As I flipped through the transcripts, I could hardly believe my eyes. The conversation was nothing like I remembered it to be, precisely because what was now relevant to me hadn’t been at the time.
In the transcripts, I read myself pushing back on the medium about a particular point she had made. She waited a beat and then responded, “Okay. Your brother died of an overdose, right?”
“Yup,” I confirmed.
She then began to explain that, prior to each of our meetings, she took notes to prepare. All of those notes were written as “they.” “If you notice,” she told me, “during this conversation I have been speaking as ‘I.’ That’s because this information is Nick coming through. ‘I fucked up.’ ‘I take responsibility.’ Yes, other people need to hear this, but he’s coming through because you need to hear this.”
At this point in the transcripts, you can tell that I’ve pretty much tuned out, and the medium is getting frustrated that I’m not hearing her. She continued:
"... I felt it from the day that he popped in. He was taking responsibility [for his death]. You need to release yourself from feeling of any sort of responsibility, or any type of burden, or any type of the coulda, shoulda, woulda stuff.”
As I read through the transcripts, I felt as if a weight I hadn’t even realized I had been carrying around suddenly dropped off of me in a matter of seconds. I have had my fair share of profound moments of belief in the universe, in our connectedness, in something more. But this moment right here? It was one of the biggies. It changed everything.

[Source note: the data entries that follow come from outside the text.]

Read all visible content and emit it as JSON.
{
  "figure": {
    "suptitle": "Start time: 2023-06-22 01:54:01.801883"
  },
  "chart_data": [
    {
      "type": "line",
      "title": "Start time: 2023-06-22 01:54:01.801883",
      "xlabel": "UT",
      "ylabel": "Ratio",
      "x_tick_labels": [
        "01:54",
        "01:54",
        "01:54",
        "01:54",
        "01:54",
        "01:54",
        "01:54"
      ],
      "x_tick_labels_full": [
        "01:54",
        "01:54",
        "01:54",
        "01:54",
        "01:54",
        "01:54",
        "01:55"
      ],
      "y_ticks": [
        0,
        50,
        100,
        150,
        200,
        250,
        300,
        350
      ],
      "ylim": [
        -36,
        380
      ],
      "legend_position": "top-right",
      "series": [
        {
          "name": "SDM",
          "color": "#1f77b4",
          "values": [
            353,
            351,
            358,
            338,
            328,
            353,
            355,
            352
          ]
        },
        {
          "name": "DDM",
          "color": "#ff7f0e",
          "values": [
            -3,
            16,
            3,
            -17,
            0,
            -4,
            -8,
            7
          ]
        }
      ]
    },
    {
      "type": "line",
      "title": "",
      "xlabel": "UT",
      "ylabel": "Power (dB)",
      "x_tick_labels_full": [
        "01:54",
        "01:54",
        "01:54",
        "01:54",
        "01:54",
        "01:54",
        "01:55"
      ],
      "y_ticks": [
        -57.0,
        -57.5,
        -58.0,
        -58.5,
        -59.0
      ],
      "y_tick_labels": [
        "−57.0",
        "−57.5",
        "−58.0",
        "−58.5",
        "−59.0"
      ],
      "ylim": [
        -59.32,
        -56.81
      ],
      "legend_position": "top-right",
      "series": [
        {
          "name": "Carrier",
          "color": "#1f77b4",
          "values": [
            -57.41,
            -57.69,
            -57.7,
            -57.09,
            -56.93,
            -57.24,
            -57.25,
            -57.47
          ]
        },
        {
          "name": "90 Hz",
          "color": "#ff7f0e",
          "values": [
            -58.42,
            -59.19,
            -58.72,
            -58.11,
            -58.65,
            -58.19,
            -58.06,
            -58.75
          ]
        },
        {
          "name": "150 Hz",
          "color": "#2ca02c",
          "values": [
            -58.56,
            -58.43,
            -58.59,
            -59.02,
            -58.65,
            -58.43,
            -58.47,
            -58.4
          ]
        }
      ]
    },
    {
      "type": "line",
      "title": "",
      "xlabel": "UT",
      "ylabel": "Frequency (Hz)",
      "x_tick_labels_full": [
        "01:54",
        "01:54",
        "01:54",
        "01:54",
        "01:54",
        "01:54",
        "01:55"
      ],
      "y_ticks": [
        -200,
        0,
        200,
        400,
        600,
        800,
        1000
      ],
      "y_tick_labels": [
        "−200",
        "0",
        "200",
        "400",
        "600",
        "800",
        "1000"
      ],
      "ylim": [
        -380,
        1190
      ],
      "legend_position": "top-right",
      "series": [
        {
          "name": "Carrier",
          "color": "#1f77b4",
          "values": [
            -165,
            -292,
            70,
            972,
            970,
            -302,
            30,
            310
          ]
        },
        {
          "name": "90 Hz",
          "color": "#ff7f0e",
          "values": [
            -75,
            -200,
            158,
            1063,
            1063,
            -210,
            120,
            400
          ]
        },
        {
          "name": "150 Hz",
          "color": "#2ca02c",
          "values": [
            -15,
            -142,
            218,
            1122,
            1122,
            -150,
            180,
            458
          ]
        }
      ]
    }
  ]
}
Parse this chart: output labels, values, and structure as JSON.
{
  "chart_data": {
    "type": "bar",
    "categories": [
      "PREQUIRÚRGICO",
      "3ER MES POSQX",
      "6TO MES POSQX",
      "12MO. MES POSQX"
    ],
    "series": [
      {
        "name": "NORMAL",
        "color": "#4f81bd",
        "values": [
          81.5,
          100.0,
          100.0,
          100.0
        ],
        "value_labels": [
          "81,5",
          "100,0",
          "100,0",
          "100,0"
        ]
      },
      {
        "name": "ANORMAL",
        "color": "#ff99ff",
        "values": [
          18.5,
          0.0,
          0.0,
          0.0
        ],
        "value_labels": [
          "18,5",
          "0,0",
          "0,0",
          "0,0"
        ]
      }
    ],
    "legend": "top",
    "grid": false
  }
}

So many things had to come together at once for me to have this precise moment of really hearing. Of truly understanding.
And, most of all, I believe it may very well have prevented me from having to take a brush-up course on a very painful lesson that I refused to learn fully the first time around: We are not responsible for other people. No matter how much we love them. We are not responsible. It has allowed me to be present for my loved one in a way I wasn’t able to when I was emotionally and mentally churning over a false sense of responsibility. Now I can just be right here, right now, in the moment. I can support him to the best of my ability with the understanding that, no matter what happens, that’s all I can really do in the end. I can be free to do the only thing I can do—to love him. There is relief in that but, moreover, there is release. I feel free in a way that I haven’t in many, many years. Who would’ve guessed?